The inside of the book, In Plain Sight, shows an elderly man in a wheelchair with a young girl.

I noticed all of this the second time around because Oliver’s talk attuned me to such details. She taught us to take our time. To read slowly and with attention to the rhythm, pace, author intention, and illustrator vision that compel readers to turn the page.

She read to us–ten adults arrayed around conferences tables–like we were children. We sunk into the experience. She narrated One Big Pair of Underwear and we watched and listened as if we too were learning to count and eagerly anticipated the next number’s arrival. She read Boats for Papa and made a grown writer cry.

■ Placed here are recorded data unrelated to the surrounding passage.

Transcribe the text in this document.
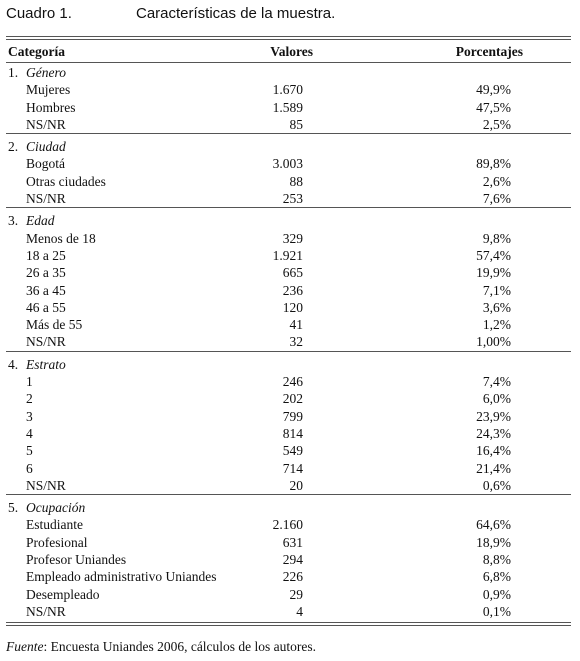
Cuadro 1.	Características de la muestra.
Categoría	Valores	Porcentajes
1. Género
Mujeres	1.670	49,9%
Hombres	1.589	47,5%
NS/NR	85	2,5%
2. Ciudad
Bogotá	3.003	89,8%
Otras ciudades	88	2,6%
NS/NR	253	7,6%
3. Edad
Menos de 18	329	9,8%
18 a 25	1.921	57,4%
26 a 35	665	19,9%
36 a 45	236	7,1%
46 a 55	120	3,6%
Más de 55	41	1,2%
NS/NR	32	1,00%
4. Estrato
1	246	7,4%
2	202	6,0%
3	799	23,9%
4	814	24,3%
5	549	16,4%
6	714	21,4%
NS/NR	20	0,6%
5. Ocupación
Estudiante	2.160	64,6%
Profesional	631	18,9%
Profesor Uniandes	294	8,8%
Empleado administrativo Uniandes	226	6,8%
Desempleado	29	0,9%
NS/NR	4	0,1%
Fuente: Encuesta Uniandes 2006, cálculos de los autores.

The fact that we were taking a picture-book class may mean the kid within us looms large. Still, by showing us what to look for, she deepened our grasp of the material in ways that allowed us to be moved. You can’t be affected by what you don’t notice. As a parent who’s read hundreds of children’s books, it was a much-needed refresher. A reminder to live the experience of each book, versus dutifully turning pages.

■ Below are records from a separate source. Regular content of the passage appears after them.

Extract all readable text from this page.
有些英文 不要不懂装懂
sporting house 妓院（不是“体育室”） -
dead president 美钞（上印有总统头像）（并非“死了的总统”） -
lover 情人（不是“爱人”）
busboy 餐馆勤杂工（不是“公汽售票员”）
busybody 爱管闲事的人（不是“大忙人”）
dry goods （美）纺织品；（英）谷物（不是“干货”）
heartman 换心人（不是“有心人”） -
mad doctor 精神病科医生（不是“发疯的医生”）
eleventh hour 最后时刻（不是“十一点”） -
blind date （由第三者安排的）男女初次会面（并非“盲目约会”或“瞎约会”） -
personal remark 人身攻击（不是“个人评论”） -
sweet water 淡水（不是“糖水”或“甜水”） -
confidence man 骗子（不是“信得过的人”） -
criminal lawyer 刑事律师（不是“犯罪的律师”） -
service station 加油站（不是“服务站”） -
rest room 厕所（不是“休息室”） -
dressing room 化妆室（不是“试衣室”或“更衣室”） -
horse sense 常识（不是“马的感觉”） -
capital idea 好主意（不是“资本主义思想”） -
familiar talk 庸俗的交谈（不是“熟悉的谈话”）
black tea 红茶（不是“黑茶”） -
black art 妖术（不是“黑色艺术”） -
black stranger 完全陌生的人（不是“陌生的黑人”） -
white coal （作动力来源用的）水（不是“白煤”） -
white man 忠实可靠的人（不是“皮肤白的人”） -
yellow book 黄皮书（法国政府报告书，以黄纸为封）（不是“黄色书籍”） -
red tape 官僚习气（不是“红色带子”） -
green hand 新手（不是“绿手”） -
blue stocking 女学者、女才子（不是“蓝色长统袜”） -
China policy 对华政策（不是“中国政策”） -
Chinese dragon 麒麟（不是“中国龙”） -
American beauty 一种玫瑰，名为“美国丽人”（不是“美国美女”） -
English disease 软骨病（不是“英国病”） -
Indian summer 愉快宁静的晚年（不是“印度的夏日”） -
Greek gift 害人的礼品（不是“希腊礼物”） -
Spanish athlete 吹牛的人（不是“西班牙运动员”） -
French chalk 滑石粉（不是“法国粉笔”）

So I was ready when my daughter woke up the following morning. She snuggled into my lap on the couch before breakfast. I asked her what she saw on the In Plain Sight cover. We talked about the raised letters of the title, the gap in Sophie’s teeth and the pencil strokes beneath the watercolor. We slipped the dust jacket off, looked at all the marvels assembled there, and guessed at who owned them. We turned the page and wondered whose room was bursting with so much stuff, so many books and pets and memories. Is it an old room? Zora wanted to know. The doily on the armchair’s headrest gave it away.

We took in Sophie, Grandpa, a cat, a book and a babydoll on the title page spread and then, at last, the text. I read the 431-word account of the close-knit relationship between a young girl and her grandpa. I willed my voice to express the love and playfulness of their special game of hide and seek. The vigor of their interaction, despite the constraints of his room and wheelchair. The joy in the rhythm of their daily routine. We took in the closing endpaper and saw Grandpa (standing!) in the doorway, no wheelchair in sight, waving Sophie on her way. Then we talked about the story, grandparents and family life in a rich way, colored by the attention we’d paid to the art beyond the text.